The Advanced Land Observing Satellite ALOS

Science concerns

The access to freshwater resources is a crucial point for future generations, in particular in semi-arid and arid regions such as North Africa. Currently, typical water prospecting schemes start from existing geological maps, in order to define further fieldwork exploration. Several pilot projects have shown the usefulness of Earth observation data for generating structural maps that can then be used for water resources prospecting, using space-borne optical data such as LANDSAT to map surface structures in regions where a geological map is not available. A strong limitation of this process is the fact that most of the relevant geological features in arid regions are hidden under a layer of aeolian sandy sediments. In particular, the eastern part of the Sahara (Libya, western Egypt, northern Sudan and Chad) presents hyper-arid climatic conditions with large flat areas covered with a few meters of sand deposits. Subsurface geology (bedrock of volcanic rocks, limestone and sandstone) is then generally invisible for classical optical remote sensing instruments.

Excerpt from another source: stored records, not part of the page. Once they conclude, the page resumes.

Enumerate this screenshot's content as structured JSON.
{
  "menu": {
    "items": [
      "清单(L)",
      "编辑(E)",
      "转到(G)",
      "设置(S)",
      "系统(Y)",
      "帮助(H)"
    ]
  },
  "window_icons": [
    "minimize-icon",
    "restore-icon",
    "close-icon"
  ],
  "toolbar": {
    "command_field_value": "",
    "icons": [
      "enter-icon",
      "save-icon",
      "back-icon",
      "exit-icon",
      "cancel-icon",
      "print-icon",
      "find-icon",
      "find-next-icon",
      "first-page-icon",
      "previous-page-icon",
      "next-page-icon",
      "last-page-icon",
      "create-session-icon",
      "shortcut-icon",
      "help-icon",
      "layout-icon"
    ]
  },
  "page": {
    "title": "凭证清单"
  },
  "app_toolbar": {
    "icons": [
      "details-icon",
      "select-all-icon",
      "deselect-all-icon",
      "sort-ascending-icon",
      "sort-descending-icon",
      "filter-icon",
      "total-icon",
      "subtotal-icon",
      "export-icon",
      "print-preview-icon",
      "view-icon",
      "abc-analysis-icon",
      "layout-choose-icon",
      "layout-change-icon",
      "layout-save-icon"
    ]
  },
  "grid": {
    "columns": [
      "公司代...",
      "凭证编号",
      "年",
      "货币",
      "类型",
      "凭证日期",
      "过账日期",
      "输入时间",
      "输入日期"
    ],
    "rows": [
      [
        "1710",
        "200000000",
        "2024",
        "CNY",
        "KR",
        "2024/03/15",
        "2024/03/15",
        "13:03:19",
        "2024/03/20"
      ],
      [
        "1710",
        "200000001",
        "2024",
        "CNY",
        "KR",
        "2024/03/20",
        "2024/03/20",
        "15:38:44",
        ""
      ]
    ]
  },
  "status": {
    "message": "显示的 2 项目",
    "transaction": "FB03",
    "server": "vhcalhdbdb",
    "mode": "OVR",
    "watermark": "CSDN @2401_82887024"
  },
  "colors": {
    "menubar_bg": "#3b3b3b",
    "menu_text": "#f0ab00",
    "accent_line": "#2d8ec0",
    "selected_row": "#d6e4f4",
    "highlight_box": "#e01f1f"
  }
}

Low frequency orbital Synthetic Aperture Radar (SAR) nevertheless has the capability to probe from space the subsurface down to several meters in arid areas. Previous studies have shown that L-band orbital SAR was able to reveal buried and previously unknown paleo-drainage channels in Sahara. Within the context of the Kyoto & Carbon Initiative led by the Japanese Space Agency JAXA, we have assembled hundreds of SAR scenes acquired by the Phased Array L-band Synthetic Aperture Radar (PALSAR), on-board the Advanced Land Observing Satellite (ALOS). We thus produced a continental-scale radar mosaic of Sahara and Arabia, that revealed previously unknown geological features such as craters, faults and paleo-rivers. The latter are of highest importance for water resource management and prospecting in semi-arid and arid regions.

Review article published on MDPI : Mapping Palaeohydrography in Deserts: Contribution from Space-Borne Imaging Radar.